JE SUIS FRAPPÉ du décalage que je perçois entre l’expérience des autres et la mienne.
Chez moi, l’épidémie donnée pour centrale y tient le second plan, voire le troisième, disparaît même du paysage. Je suis d’abord frappé par les discours publics dans lesquels je ne perçois pas les divergences qui habituellement signalent les différentes manières de percevoir la réalité.
Par exemple, je vois un homme masqué, président de la république, qui réussit en un seul jour à faire cesser le travail d’un pays tout entier là où un mouvement populaire de plusieurs mois et des syndicats de toujours ont mis des mois à échouer.
Je vois des gens, deux ou trois dans ma rue, applaudir à 20 heures en me demandant s’ils ne s’applaudissent pas eux-mêmes d’une fenêtre à l’autre. (Je suis tenté de sortir dans la rue pour donner un sens à leurs applaudissements.)
Je vois dans ce désir de solidarité un puzzle d’existences de plus en plus étrangères aux nuances partagées.

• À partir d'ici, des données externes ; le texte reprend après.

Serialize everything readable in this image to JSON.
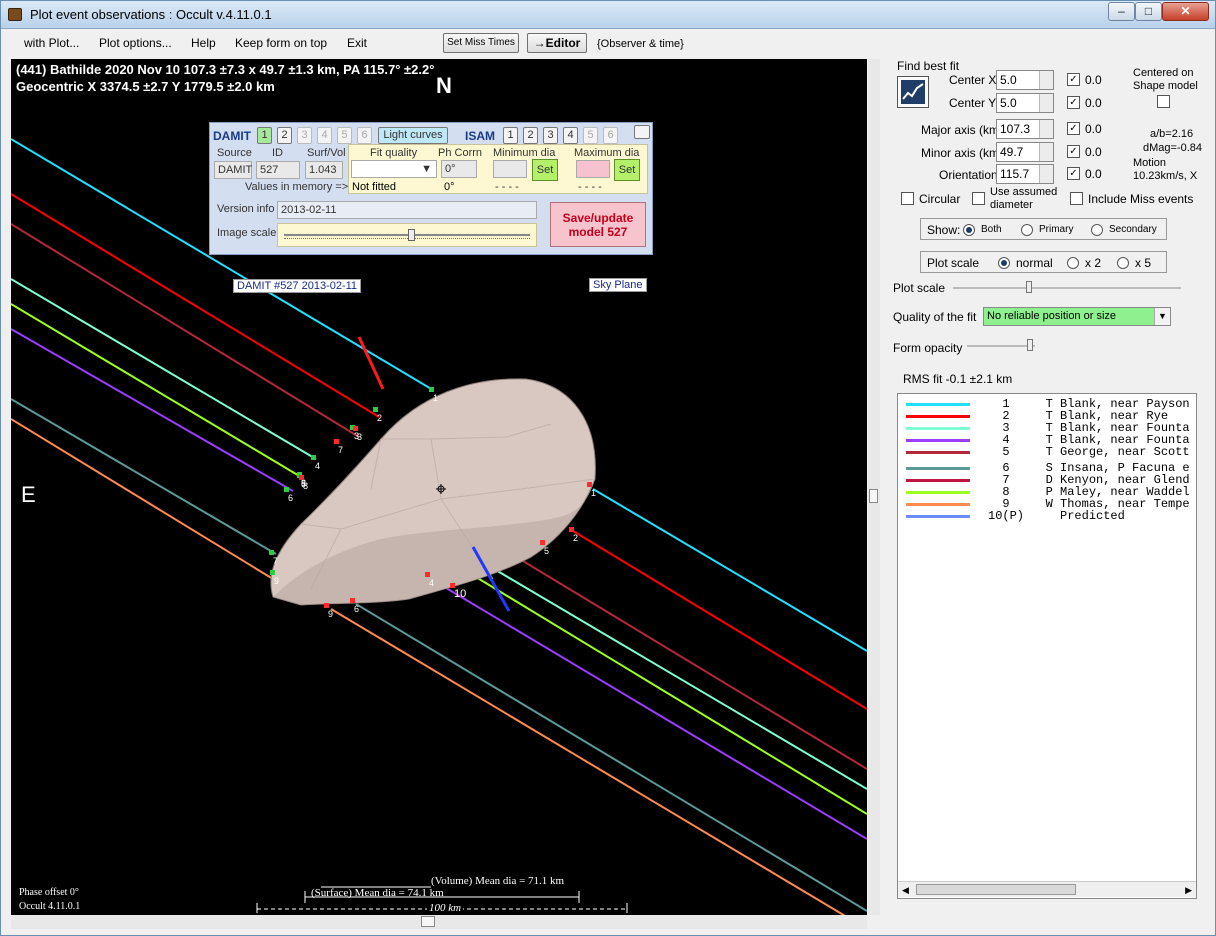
{
  "window": {
    "title": "Plot event observations : Occult v.4.11.0.1",
    "min": "–",
    "max": "□",
    "close": "✕"
  },
  "menu": {
    "items": [
      "with Plot...",
      "Plot options...",
      "Help",
      "Keep form on top",
      "Exit"
    ],
    "set_miss": "Set Miss Times",
    "editor": "→Editor",
    "observer_time": "{Observer & time}"
  },
  "plot": {
    "header1": "(441) Bathilde  2020 Nov 10   107.3 ±7.3 x 49.7 ±1.3 km, PA 115.7° ±2.2°",
    "header2": "Geocentric  X  3374.5 ±2.7  Y 1779.5 ±2.0 km",
    "north": "N",
    "east": "E",
    "damit_label": "DAMIT #527 2013-02-11",
    "sky_plane": "Sky Plane",
    "surface": "(Surface) Mean dia = 74.1 km",
    "volume": "(Volume) Mean dia = 71.1 km",
    "scale": "100 km",
    "phase": "Phase offset 0°",
    "version": "Occult 4.11.0.1",
    "chord_labels": [
      "1",
      "2",
      "3",
      "4",
      "5",
      "6",
      "7",
      "8",
      "9",
      "1",
      "2",
      "3",
      "4",
      "5",
      "6",
      "7",
      "8",
      "9",
      "10"
    ]
  },
  "damit": {
    "title": "DAMIT",
    "isam": "ISAM",
    "numbers": [
      "1",
      "2",
      "3",
      "4",
      "5",
      "6"
    ],
    "light_curves": "Light curves",
    "source": "Source",
    "id": "ID",
    "surf_vol": "Surf/Vol",
    "source_val": "DAMIT",
    "id_val": "527",
    "surf_vol_val": "1.043",
    "fit_quality": "Fit quality",
    "ph_corrn": "Ph Corrn",
    "min_dia": "Minimum dia",
    "max_dia": "Maximum dia",
    "ph_val": "0°",
    "set": "Set",
    "values_mem": "Values in memory =>",
    "not_fitted": "Not fitted",
    "ph_mem": "0°",
    "dashes": "- - - -",
    "version_info": "Version info",
    "version_val": "2013-02-11",
    "image_scale": "Image scale",
    "save1": "Save/update",
    "save2": "model 527"
  },
  "right": {
    "find_best_fit": "Find best fit",
    "center_x": "Center X",
    "center_x_val": "5.0",
    "center_y": "Center Y",
    "center_y_val": "5.0",
    "major": "Major axis (km)",
    "major_val": "107.3",
    "minor": "Minor axis (km)",
    "minor_val": "49.7",
    "orient": "Orientation",
    "orient_val": "115.7",
    "zero": "0.0",
    "centered1": "Centered on",
    "centered2": "Shape model",
    "ab": "a/b=2.16",
    "dmag": "dMag=-0.84",
    "motion1": "Motion",
    "motion2": "10.23km/s, X",
    "circular": "Circular",
    "assumed1": "Use assumed",
    "assumed2": "diameter",
    "include_miss": "Include Miss events",
    "show": "Show:",
    "both": "Both",
    "primary": "Primary",
    "secondary": "Secondary",
    "plot_scale": "Plot scale",
    "normal": "normal",
    "x2": "x 2",
    "x5": "x 5",
    "plot_scale2": "Plot scale",
    "quality": "Quality of the fit",
    "quality_val": "No reliable position or size",
    "form_opacity": "Form opacity",
    "rms": "RMS fit -0.1 ±2.1 km"
  },
  "legend": [
    {
      "n": "1",
      "name": "T Blank, near Payson",
      "color": "#22e0ff"
    },
    {
      "n": "2",
      "name": "T Blank, near Rye",
      "color": "#ff0000"
    },
    {
      "n": "3",
      "name": "T Blank, near Founta",
      "color": "#7dffd5"
    },
    {
      "n": "4",
      "name": "T Blank, near Founta",
      "color": "#9a3dff"
    },
    {
      "n": "5",
      "name": "T George, near Scott",
      "color": "#b4283a"
    },
    {
      "n": "6",
      "name": "S Insana, P Facuna e",
      "color": "#5c9a9a"
    },
    {
      "n": "7",
      "name": "D Kenyon, near Glend",
      "color": "#c01540"
    },
    {
      "n": "8",
      "name": "P Maley, near Waddel",
      "color": "#9dff20"
    },
    {
      "n": "9",
      "name": "W Thomas, near Tempe",
      "color": "#ff8a50"
    },
    {
      "n": "10(P)",
      "name": "Predicted",
      "color": "#6a8cff"
    }
  ]
}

Puzzle aux pièces sans bords communs.
Je vois l’éloignement quasi inexorable de l’expérience sensible, remplacée par un flux continu d’affichages numériques qui en même temps dévoilent et recouvrent mon expérience du monde.
Je vois dans nos écrans tactiles la disparition du sensible, remplacé par des représentations fragmentées et démultipliées de sensations plus ou moins sensationnelles.
Je vois les limites d’un paradoxe qui fait du proche et du prochain une forme sans épaisseur, inaccessible – essentiellement lointaine. Inexistante.
Nos réalités mériteraient de se parler.